One of the priorities of the Trump administration is to implement a corporate tax change, which also comprises a border adjustment that excludes exports from taxes. This is designed to benefit net exporters and penalize importers, due to which there will be a significant re-channeling of oil to and product flows from US Gulf refineries.
What is relevant for product tankers is that the refiners will be heavily incentivized to sell product overseas, potentially boosting product exports to record levels.
Another important scenario that could play out is a trade war where a neighboring country such as Mexico, which trades heavily with the US, decides to implement its own import taxes. This will backfire for US refiners as Mexico is the single largest importer of US oil products, but could be a windfall for MR tankers as tonne-miles increase.

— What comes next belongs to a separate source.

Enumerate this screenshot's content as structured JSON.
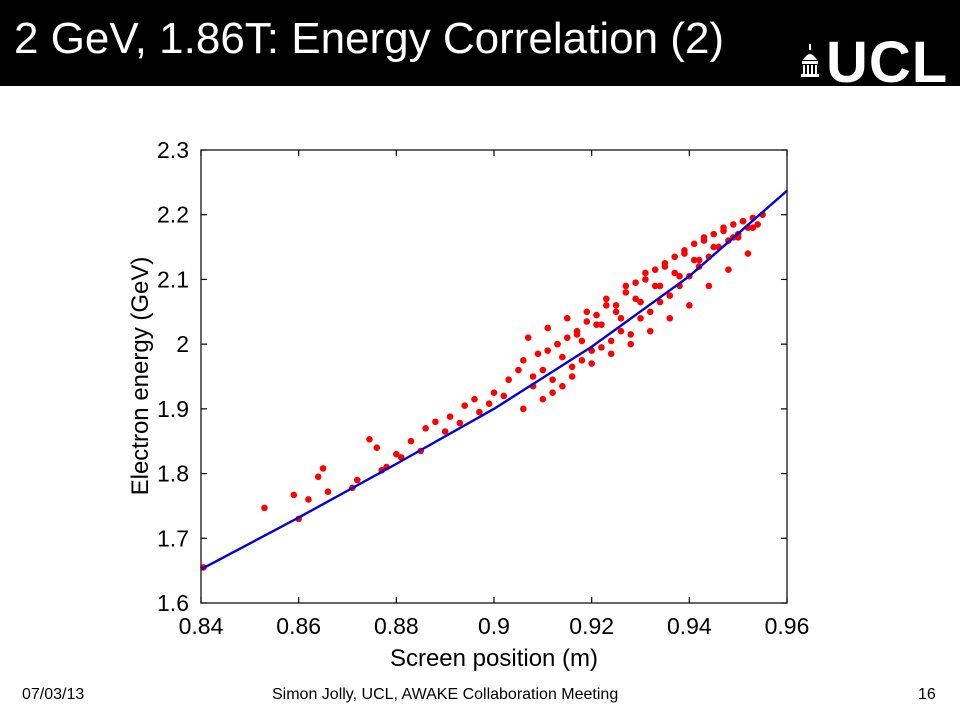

US Gulf Coast refiners would have to substantially reroute their product flows and Mexico would end up importing more products from Europe or Asia, thereby incurring higher transport fees, energy consulting firm JBC Energy said. "Besides European and Asian refiners, the big winner in this scenario would be the clean freight market as tonne-mile demand would surge," it said.
What complicates product flows in Latin America is that Mexico is in the process of implementing its own gasoline price reforms.
In 2016, Mexico began deregulating fuel imports and removed the monopoly of Petróleos Mexicanos, or Pemex, allowing other companies to import gasoline and diesel and open retail stations. It continues to open its fuel markets to outside competition and replace government-set prices with market-based ones.
"Based on US and Mexican data sets, US gasoline exports accounted for 80% of all Mexican gasoline imports and provided an average of 47% of Mexico's gasoline consumption during the first 10 months of 2016," the US energy department said.
In turn, over the past five years, US exports to Mexico accounted for between 44% and 54% of total US gasoline exports.
The US Gulf MR tanker trade will depend on how the changes on both sides of the border pan out and whether a trade war materializes. Meanwhile, shipbrokers said there continued to be strong demand for short haul deliveries to the east coast of Mexico and the Caribbean, and even inquiries for long haul shipments to Latin America.
Latest US oil inventories data showed gasoline and distillates inventories posting strong supply build-ups despite a slowdown in refinery activity, making exports to Latin America increasingly viable.